Renovation steps up Yuletide spirit
Bacolod City’s famous Christmas Village has opened with wonderful additions that bring out a smile on the face of every visitor.
Artist-designer Bamboo Tonogbanua undertook some landscape renovations, removing several buildings but erecting new ones in the Christmas Village found inside his ancestral home on San Juan Street.
More unusual structures and objects are on display this year, Tonogbanua said, after the “balikbayan” boxes he shipped in New York arrived after 2014 Christmas. He also has new extras he brought from his travels this year.
To accommodate the pieces, Tonogbanua knocked down some “villages” and uprooted some houses.
The renovations started in September. The house officially opened to visitors on Dec. 1, two months after the renovation work started. The Christmas Village will run until Dec. 31, bringing cheer to thousands of people—young and old alike—who pass by each year.
Tonogbanua started his holiday project in 1994, when his collection of miniature Christmas houses and objects grew.
During childhood, he was fascinated by Victorian and New England villages on Christmas cards. He decided to recreate them in his Christmas Village that has become a city attraction.

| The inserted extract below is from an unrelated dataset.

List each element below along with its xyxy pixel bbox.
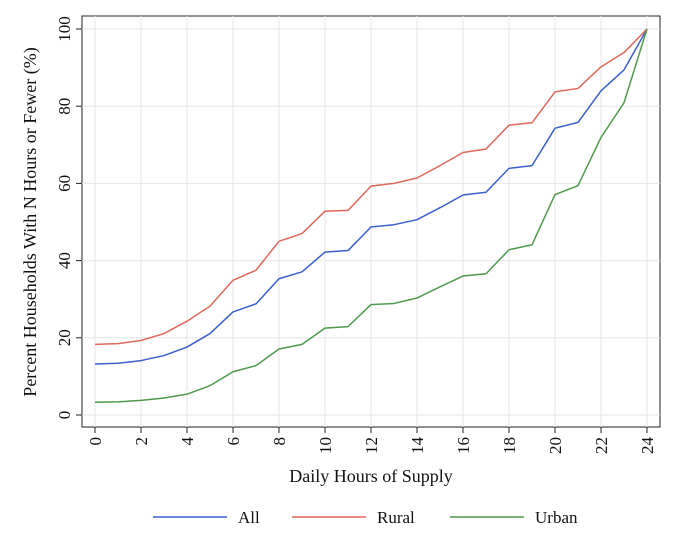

At first, the Christmas Village occupied only 32 square feet. Slowly, it grew in length and height as his miniatures multiplied. Many were brought abroad during the artist’s travels while others were presents from friends and relatives.
This year, a fiesta atmosphere lingers in the community. Mariachis and dancers, a taco restaurant, a carriage and buntings are found in the Mexican section.
The New York diner has new neighbors that include Times Square, a new theater, a zoo, a rock and roll band in a gazebo with dancers having a grand time, and a Junior Flight School and Crazy Car fun rides.
A colorful ice cream truck is parked nearby.
There are also new Victorian homes, a new basilica and a renovated Roman fountain in the European section.
The town square with a merry-go-round is busier and more colorful. A new Shakespearian section was created, along with a choir singing on a balcony and glass houses.
Among the new moving objects are “Nutcracker” ballerinas performing on a stage, churchgoers gliding in and out of a church, a zip line, a bigger vintage Ferris wheel, and a house whose front opens at the start of the day and closes as night falls.
For newcomers, the joy will be in taking in so many Christmas scenes from around the world at one time. For frequent visitors, it is about discovering what’s new.
But one thing is certain: Tonogbanua has outdone himself this year.